Why AGI Must Be A Parrot

As humans, we tend to take for granted the way our brains work. We assume that intelligence is a universal and objective concept. But the truth is more complicated.

Reverse-Engineering Intelligence

Our intelligence is path-dependent. It evolved to handle specific challenges that were present in our evolutionary past. Some of these challenges, such as the need to navigate complex social relationships using language, are still relevant today. Others, such as the need to evade predators on the savanna, are not.

It is unlikely that we will ever be able to untangle the uncountable evolutionary forces and the exact circumstances that forged our intelligence.

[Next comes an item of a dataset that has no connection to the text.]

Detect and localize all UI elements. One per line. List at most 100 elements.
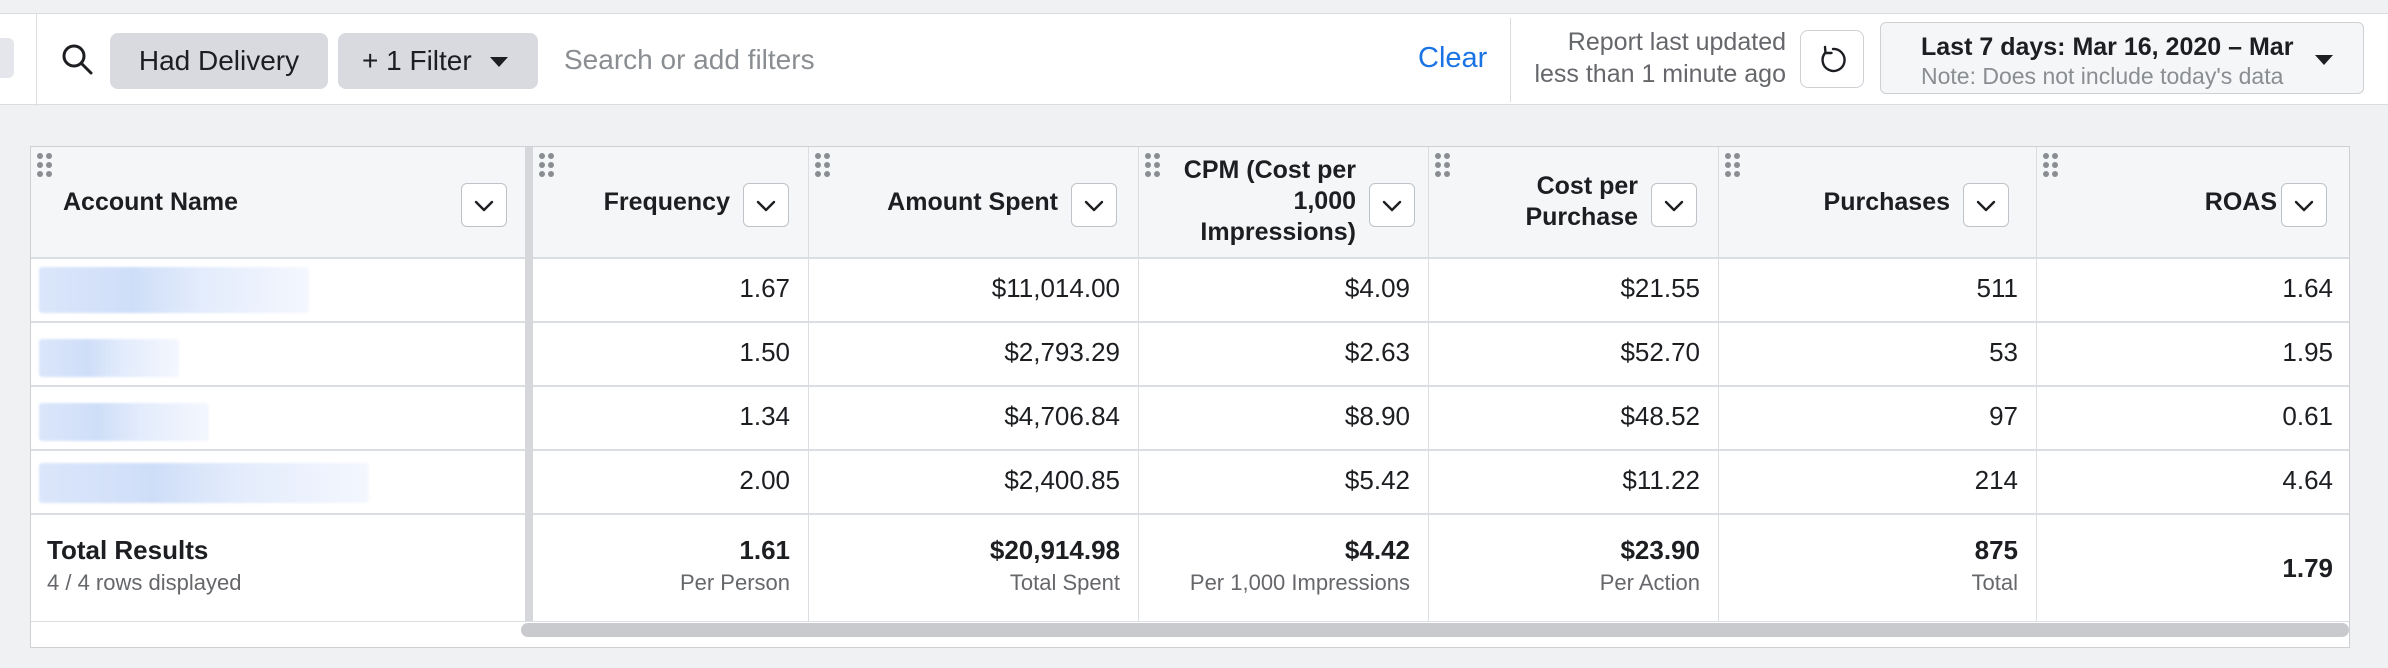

As a result, attempting to replicate the evolutionary path of human intelligence in the development of AGI would be a daunting and unlikely task.

We could skip the evolutionary pressures and try replicating only the finished result, and, in fact, we did borrow one of nature's better ideas - neural networks. But how far are we likely to take this? As is, we have a lot of work to do: AI's neural networks work not on neurons but on Numpy's floats, bits and bytes.

If we could somehow move to the more natural and fleshy hardware, it sure doesn't sound like a great idea to start replicating every part of the human brain. For example, shall we give AI the amygdala so it can learn to fear? And if deviate from nature's architecture of the human brain, well, then we're back where we started.

Smart Parrot

In order to create AGI that is truly intelligent and relatable to humans, it most likely must be a learned imitation of the current version of human intelligence. Because AI operates in a different environment, historical context, and runs on different hardware than we do, its best bet is to parrot our cognitive abilities, rather than attempt to replicate the evolutionary pressures and structures that led to our intelligence's development.

We can already see these approaches showing remarkable results with models like GPT which, being trained on large parts of the internet, parrots our language use, rather than attempting to recreate it from scratch.

Written by ChatGPT.
Just kidding, I wrote this. Well, most of it.